The following events were noted in post-marketing reports to have a temporal association with the use of escitalopram, although causality has not been determined; incidences of these events were not reported: acute renal failure (unspecified), akathisia, allergic reaction, anaphylactoid reactions, angioedema, choreoathetosis, delirium, dyskinesia, ecchymosis, epidermal necrolysis, erythema multiforme, gastrointestinal hemorrhage, hemolytic anemia, hepatic necrosis, myoclonus, neuroleptic malignant syndrome, nystagmus, pancreatitis, priapism, hyperprolactinemia, hypoprothrombinemia, QT prolonged, rhabdomyolysis, seizures, serotonin syndrome, spontaneous fetal abortion, thrombocytopenia, thrombosis, Torsade de pointes, toxic epidermal necrolysis, ventricular arrhythmia exacerbation, withdrawal syndrome.

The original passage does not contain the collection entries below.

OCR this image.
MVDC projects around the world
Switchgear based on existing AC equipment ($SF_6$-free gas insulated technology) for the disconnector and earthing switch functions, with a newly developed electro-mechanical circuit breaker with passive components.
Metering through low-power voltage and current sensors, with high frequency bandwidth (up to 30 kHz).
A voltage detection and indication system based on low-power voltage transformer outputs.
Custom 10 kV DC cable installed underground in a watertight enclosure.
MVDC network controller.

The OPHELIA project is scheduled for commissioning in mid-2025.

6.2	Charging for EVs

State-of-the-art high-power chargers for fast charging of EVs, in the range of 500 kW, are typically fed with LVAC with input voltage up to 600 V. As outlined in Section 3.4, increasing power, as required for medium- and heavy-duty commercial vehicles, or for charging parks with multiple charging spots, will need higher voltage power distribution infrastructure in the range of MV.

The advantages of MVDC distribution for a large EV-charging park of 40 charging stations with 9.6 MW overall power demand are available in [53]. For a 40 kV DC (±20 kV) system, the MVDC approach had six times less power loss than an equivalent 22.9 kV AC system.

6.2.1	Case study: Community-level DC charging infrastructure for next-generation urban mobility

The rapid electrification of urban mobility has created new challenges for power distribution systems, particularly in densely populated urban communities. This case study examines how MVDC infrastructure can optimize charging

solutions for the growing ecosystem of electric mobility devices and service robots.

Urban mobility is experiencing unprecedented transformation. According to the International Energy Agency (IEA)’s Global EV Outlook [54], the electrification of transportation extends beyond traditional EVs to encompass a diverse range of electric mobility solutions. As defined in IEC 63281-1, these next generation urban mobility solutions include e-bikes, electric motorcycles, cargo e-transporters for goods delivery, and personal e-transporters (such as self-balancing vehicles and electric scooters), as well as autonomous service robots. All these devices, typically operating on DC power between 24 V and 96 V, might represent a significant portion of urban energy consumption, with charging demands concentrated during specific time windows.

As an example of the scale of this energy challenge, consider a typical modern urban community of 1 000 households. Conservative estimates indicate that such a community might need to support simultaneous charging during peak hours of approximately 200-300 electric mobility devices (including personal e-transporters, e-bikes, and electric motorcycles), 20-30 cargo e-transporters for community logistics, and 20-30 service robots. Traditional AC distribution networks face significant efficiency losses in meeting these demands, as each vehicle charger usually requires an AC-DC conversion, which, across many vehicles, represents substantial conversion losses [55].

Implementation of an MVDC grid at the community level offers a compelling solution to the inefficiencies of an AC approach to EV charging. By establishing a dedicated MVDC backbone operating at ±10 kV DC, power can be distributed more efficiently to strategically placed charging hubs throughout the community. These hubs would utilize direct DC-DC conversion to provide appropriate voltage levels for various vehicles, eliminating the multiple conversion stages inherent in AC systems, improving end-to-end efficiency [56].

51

A neonatal abstinence syndrome has been reported in infants exposed to serotonergic agents in utero. After birth, symptoms consistent with withdrawal (i.e., poor feeding, hypoglycemia, hypothermia, lethargy or irritability, vomiting, etc.) were noted. Such complications can arise immediately upon delivery. Other symptoms have included respiratory distress, cyanosis, apnea, seizures, temperature instability, feeding difficulty, hypotonia, hypertonia, hyperreflexia, tremor, jitteriness, and constant crying. Serum concentrations of the serotonergic agent were measurable in the infants affected. Several other symptoms (bloody stools, necrotizing enterocolitis) may have been attributable to rebound platelet activation on withdrawal of the exposure to the SSRI. Neonatal symptoms generally improved over several days. Additionally, a cohort study of 55 women revealed that 22% (12/55) of neonates exposed to an SSRI in the third trimester had complications requiring treatment or extended hospitalization compared with 6% in comparison groups. Complications included respiratory distress (n=9), hypoglycemia (n=2) and jaundice (n=1). The incidence of prematurity in the third trimester SSRI group was significant at 20% vs. 3.7% of controls. These features are consistent with either a direct toxic effect of serotonergic agents, or, possibly a drug discontinuation syndrome. It should be noted that, in some cases, the clinical picture is consistent with serotonin syndrome. When treating a pregnant woman with an SSRI or other serotonergic agent during the third trimester, the physician should carefully consider the potential risks and benefits of treatment. If clinically feasible, and taking the drug half-life into consideration, tapering of the serotonergic agent prior to delivery may be considered as an alternative.
[ Last revised: 11/9/2005 2:10:00 PM ]
References
. Stiskal JA, Kulin N, Koren G, et al. Neonatal paroxetine withdrawal syndrome. Arch Dis Child Fetal Neonatal Ed 2001;84:F134-5.
. Dent LA, Brown WC, Murney JD. Citalopram-induced priapism. Pharmacotherapy 2002;22:538-41.
. Burke WJ, Gergel I, Bose A. Fixed-dose trial of the single isomer SSRI escitalopram in depressed outpatients. J Clin Psychiatry 2002;63:331-6.
. Costei AM, Kozer E, Ho T, et al. Perinatal outcome following third trimester exposure to paroxetine. Arch Pediatr Adolesc Med. 2002;156:1129-32.
. Spigset O, Adielsson G. Combined serotonin syndrome and hyponatraemia caused by a citalopram-buspirone interaction. Int Clin Psychopharmacol. 1997;12:61-3.